JUEGOS EN TINIEBLAS Y BUENOS RECUERDOS

En el centro comercial Metro Quince encontramos con frecuencia a un vendedor  de la lotería  Santa Lucia. Se para cerca de Café Saúl  y con  tono entusiasta ofrece sus billetes de la suerte  a quien cruza por su rumbo. No se mueve de su puesto pues es no vidente. Su pelo bien peinado, muestra algo de la sal y la pimienta que el tiempo deja a su paso, su camisa de vestir  luce limpia y bien planchada y sus zapatos -recién lustrados- llevan  cintas amarradas con esmero. Las moñitas son idénticas, y el sendero cruzado de los cordones es impecable. Su voz de vendedor experto invita a probar suerte en la lotería, su aspecto habla de la dignidad con la que se conduce, a pesar de hacerlo entre sombras.

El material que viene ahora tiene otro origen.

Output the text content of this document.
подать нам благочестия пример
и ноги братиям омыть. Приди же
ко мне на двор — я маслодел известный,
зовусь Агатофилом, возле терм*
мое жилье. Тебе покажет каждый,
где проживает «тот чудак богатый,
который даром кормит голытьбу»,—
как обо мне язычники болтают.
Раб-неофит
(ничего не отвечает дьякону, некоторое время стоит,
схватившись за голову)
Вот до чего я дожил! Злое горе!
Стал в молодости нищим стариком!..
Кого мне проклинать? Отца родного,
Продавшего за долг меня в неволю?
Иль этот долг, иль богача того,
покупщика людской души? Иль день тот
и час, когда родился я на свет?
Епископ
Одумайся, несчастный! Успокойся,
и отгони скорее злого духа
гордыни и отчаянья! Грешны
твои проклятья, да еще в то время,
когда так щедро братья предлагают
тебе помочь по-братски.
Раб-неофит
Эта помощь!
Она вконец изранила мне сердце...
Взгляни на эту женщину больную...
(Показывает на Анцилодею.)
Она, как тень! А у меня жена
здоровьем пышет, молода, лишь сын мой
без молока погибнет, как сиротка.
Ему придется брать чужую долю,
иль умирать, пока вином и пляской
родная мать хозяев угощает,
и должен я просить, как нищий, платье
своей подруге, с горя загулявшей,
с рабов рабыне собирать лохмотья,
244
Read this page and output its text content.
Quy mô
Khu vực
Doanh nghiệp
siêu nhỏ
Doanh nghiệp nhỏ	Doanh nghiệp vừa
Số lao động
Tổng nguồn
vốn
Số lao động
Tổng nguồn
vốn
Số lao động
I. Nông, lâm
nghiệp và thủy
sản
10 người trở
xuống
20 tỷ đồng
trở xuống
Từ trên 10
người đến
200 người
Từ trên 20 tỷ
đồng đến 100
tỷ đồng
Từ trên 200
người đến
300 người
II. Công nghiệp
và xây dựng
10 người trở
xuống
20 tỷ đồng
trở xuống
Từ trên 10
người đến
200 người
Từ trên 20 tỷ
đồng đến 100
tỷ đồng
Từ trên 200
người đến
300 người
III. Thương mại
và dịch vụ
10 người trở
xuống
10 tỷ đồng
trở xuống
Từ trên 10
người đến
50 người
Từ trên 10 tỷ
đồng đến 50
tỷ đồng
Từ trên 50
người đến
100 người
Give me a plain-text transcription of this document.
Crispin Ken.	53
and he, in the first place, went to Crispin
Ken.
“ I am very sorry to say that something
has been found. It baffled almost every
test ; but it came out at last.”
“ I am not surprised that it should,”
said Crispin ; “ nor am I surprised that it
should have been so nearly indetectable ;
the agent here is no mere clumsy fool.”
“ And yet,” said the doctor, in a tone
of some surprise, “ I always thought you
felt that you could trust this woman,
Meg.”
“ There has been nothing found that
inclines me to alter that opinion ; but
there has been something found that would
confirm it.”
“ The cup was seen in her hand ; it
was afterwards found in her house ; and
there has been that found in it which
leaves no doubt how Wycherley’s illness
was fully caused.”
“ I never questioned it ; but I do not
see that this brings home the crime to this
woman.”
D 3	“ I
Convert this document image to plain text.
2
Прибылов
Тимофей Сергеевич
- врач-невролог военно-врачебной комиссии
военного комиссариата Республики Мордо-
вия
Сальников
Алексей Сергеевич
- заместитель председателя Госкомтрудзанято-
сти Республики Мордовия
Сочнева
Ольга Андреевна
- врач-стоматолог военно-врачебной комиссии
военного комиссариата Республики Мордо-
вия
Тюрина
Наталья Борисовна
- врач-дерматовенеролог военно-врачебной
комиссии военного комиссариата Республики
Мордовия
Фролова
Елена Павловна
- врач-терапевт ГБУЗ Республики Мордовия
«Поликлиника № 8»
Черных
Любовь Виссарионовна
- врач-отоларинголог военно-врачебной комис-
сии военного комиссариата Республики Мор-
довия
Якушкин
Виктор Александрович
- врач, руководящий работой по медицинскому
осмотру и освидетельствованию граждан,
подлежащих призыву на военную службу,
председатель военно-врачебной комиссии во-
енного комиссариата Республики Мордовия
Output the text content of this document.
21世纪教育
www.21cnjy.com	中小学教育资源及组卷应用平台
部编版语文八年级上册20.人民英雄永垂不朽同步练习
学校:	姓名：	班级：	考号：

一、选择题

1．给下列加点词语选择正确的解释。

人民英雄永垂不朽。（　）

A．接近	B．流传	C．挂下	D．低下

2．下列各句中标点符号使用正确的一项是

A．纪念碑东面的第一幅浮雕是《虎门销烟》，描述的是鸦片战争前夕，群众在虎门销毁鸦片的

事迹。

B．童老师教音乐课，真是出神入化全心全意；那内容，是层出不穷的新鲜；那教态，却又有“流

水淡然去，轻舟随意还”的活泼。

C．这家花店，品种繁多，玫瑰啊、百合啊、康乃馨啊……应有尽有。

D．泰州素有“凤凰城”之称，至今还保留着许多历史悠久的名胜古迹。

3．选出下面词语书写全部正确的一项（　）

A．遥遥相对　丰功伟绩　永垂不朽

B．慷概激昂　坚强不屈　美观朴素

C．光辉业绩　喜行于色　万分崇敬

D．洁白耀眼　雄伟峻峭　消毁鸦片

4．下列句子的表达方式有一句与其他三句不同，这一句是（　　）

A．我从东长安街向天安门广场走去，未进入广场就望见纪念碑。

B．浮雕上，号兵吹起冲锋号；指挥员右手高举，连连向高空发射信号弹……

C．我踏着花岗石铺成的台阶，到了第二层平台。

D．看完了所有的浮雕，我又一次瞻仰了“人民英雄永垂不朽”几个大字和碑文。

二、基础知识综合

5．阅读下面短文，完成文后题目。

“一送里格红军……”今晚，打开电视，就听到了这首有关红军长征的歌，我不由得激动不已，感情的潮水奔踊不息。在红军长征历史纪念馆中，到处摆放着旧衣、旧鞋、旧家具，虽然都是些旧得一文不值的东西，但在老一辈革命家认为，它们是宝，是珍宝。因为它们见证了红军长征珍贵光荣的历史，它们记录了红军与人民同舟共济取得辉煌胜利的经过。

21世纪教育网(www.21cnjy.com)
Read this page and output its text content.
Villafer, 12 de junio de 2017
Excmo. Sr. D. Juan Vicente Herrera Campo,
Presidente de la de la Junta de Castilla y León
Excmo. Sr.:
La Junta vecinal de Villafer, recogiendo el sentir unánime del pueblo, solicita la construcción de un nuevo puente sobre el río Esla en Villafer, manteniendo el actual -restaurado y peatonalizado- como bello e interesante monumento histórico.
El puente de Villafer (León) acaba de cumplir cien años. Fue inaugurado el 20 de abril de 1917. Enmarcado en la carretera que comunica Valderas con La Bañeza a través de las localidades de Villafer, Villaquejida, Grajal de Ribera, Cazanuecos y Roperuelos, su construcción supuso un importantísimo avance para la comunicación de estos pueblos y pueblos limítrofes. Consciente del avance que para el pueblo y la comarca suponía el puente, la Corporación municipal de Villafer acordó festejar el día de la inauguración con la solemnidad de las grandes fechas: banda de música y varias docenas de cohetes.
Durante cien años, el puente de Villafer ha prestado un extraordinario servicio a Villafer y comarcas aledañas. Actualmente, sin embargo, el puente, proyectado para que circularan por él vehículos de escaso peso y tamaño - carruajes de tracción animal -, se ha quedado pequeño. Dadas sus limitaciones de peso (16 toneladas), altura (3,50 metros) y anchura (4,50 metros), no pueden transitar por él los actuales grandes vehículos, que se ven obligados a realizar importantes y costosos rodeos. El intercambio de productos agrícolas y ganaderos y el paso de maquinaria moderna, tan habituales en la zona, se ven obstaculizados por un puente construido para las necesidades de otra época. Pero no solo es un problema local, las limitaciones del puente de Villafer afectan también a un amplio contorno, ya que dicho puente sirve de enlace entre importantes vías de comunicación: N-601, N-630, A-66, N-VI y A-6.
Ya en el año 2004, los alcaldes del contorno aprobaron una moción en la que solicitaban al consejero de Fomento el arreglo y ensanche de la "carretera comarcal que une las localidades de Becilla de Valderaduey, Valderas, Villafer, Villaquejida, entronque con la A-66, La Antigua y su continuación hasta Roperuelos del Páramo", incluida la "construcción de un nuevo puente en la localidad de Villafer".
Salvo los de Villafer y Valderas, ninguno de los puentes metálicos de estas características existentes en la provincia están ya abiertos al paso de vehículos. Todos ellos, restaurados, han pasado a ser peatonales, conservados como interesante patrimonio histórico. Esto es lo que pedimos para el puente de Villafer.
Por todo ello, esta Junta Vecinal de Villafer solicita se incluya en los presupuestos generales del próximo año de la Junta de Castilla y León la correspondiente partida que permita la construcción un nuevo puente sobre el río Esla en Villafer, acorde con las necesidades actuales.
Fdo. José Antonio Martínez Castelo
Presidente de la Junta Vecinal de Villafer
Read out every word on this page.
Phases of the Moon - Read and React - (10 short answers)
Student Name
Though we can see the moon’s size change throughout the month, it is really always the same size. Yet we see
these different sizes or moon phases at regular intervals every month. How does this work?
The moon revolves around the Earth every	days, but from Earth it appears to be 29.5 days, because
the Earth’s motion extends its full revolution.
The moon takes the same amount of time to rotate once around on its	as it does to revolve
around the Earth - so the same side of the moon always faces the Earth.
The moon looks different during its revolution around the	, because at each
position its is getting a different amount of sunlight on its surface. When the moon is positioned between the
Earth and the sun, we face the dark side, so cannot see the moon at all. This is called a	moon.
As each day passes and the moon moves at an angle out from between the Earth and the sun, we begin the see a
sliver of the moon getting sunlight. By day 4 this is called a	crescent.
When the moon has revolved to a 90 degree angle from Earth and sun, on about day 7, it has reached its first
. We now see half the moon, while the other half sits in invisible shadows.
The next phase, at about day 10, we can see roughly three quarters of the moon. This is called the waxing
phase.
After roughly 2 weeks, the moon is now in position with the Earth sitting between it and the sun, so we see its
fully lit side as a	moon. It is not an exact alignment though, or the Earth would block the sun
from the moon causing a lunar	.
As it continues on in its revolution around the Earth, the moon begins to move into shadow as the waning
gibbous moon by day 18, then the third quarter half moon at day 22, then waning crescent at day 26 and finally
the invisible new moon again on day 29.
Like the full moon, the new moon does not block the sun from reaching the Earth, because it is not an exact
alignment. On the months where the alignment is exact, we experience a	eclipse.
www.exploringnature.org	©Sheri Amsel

Me fijo en las pitas de sus zapatos gracias al recuerdo de una magnifica experiencia.
Cuando cursábamos segundo básico en el colegio, asistía con otras amigas al patronato Santa Lucia. La actividad era parte del programa de colaboración social, llamado «Grupos Apostólicos».  Una tarde a la semana, llegábamos al edificio de «cieguitos»-nombre que dábamos en tono coloquial a la actividad- después de clases. Todos eran niños, ninguno veía. Íbamos a jugar con ellos. Organizábamos  actividades que pudieran disfrutar, les leíamos cuentos  y les llevábamos refacción.  Sus golosinas favoritas eran los chocolates Crispín.
Departir con ellos era toda una aventura. Ante su incapacidad de ver con los ojos, lo hacían de forma muy hábil con sus manos.  Nos reconocían cada miércoles  palpando nuestras caras. Eran inquietos y bullangueros.  A veces,  entretenerlos resultaba ser  una verdadera hazaña. Una tarde en la que ya habíamos jugado de todo, dado la vuelta al mundo en un eterno Torojil, cantado cuarentas canciones de “Enrique y Ana”    y el tiempo parecía no avanzar, a mi gran amiga Sylvia Ruiz de Andrade se le ocurrió una idea genial. Algo que despertó el interés en los chicos de nuestro pequeño grupo. Tenían entre 8 y 10 años y descubrieron una habilidad manual en la que no habían sido entrenados. Bajo la dirección de Sylvia, les enseñamos, con mucha técnica y paciencia, como amarrarse los zapatos. Brincaban de la felicidad al lograrlo. Luego, los desamarraban para volver a empezar.  Era un espectáculo verlos maniobrar las cintas, palpar sus pies para encontrar los hoyitos y enhebrarlas, sin más herramienta que su sentido del tacto.  Jugando, en medio de sus sombras aprendieron algo útil y entretenido. Nosotras aprendimos algo  grande. La llegada de las “seños” –así nos llamaban- era fiesta en el jardín de Santa Lucía. El día de las pitas con Crisipines fue el reventón del año.
Estos niños de ayer son adultos en la actualidad. Después de ese año de 1984, no volví a saber de ellos.  Espero que dentro de la perpetua oscuridad en la que transcurren sus días,  encuentren satisfacciones y placeres cotidianos. Como nuestro amigo de Metro 15, que sonríe amplio y se balancea de derecha a izquierda, ante el logro de una buena venta.